O coordenador-geral da cerimônia de beatificação, monsenhor Danival Milagres Coelho explica que, “para a Arquidiocese de Mariana, bem como para a Igreja no Brasil e no mundo, é uma graça ter a beatificação de uma leiga, jovem, que soube viver sua fé na defesa corajosa dos seus valores”. O sacerdote diz ainda que a futura beata é uma referência para os jovens. “Isabel Cristina afirmou: ‘É preciso resistir ao mal, custe o que custar’. E custou a vida dela. Por isso, nós agradecemos a Deus o testemunho de fé desta jovem”.

A exemplo de Santa Maria Goretti e a Beata Benigna Cardoso da Silva, a mártir Isabel Cristina também foi vítima de violência contra a mulher. Nesse sentido, monsenhor Danival afirma que, “na pessoa da futura Beata Isabel Cristina, nós queremos lembrar a vida de tantas mulheres vítimas da violência, vítimas da tentativa de abuso sexual e de outros crimes”.

Processo
Devido à forma como Isabel Cristina morreu, mas sobretudo como viveu, foi instaurado oficialmente, em 26 de janeiro de 2001, o Tribunal para a Causa de Beatificação da Jovem Isabel Cristina. Em 1º de setembro de 2009, o processo foi encerrado em âmbito arquidiocesano, quando também ocorreu a exumação dos restos mortais e a trasladação para o Santuário Nossa Senhora da Piedade, em Barbacena.

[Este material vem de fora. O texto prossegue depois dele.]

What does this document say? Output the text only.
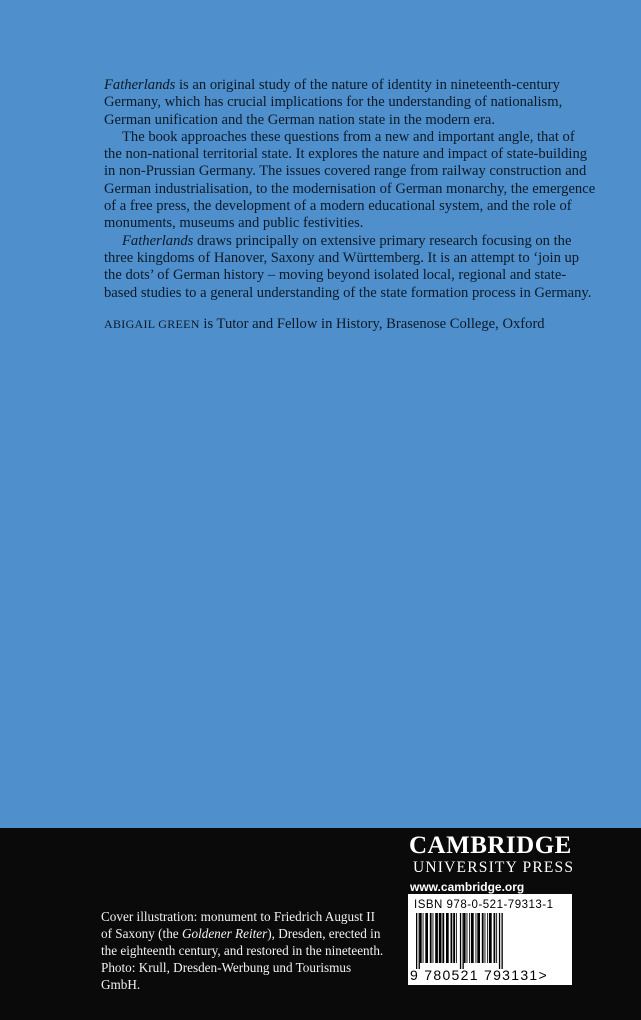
Fatherlands is an original study of the nature of identity in nineteenth-century Germany, which has crucial implications for the understanding of nationalism, German unification and the German nation state in the modern era.

The book approaches these questions from a new and important angle, that of the non-national territorial state. It explores the nature and impact of state-building in non-Prussian Germany. The issues covered range from railway construction and German industrialisation, to the modernisation of German monarchy, the emergence of a free press, the development of a modern educational system, and the role of monuments, museums and public festivities.

Fatherlands draws principally on extensive primary research focusing on the three kingdoms of Hanover, Saxony and Württemberg. It is an attempt to ‘join up the dots’ of German history – moving beyond isolated local, regional and state-based studies to a general understanding of the state formation process in Germany.

ABIGAIL GREEN is Tutor and Fellow in History, Brasenose College, Oxford

Cover illustration: monument to Friedrich August II of Saxony (the Goldener Reiter), Dresden, erected in the eighteenth century, and restored in the nineteenth. Photo: Krull, Dresden-Werbung und Tourismus GmbH.
CAMBRIDGE
UNIVERSITY PRESS
www.cambridge.org
ISBN 978-0-521-79313-1
9 780521 793131>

Após onze anos, em 27 de outubro de 2020, o papa Francisco autorizou a publicação do decreto reconhecendo o martírio de Isabel Cristina, possibilitando a beatificação. Ela foi vítima não somente de um, mas de dois martírios, sendo um físico e outro moral. Além, de ter sofrido a violência física que a levou à morte, ao longo de todo o processo criminal, foram levantadas suspeitas, e, assim, apresentaram acusações falsas contra a moralidade da sua vida e da sua pessoa. Foi vítima também de calúnia e mentiras, para tentar defender o criminoso. Mas a justiça, graças a Deus, levou muito a sério o processo, revelando e comprovando toda a verdade do fato que a levou a esta morte tão violenta”, afirma o padre.

Em Barbacena, a Paróquia Nossa Senhora da Piedade reformou a Capela dos Sagrados Corações de Jesus e Maria, para onde irão as relíquias da Beata Isabel Cristina.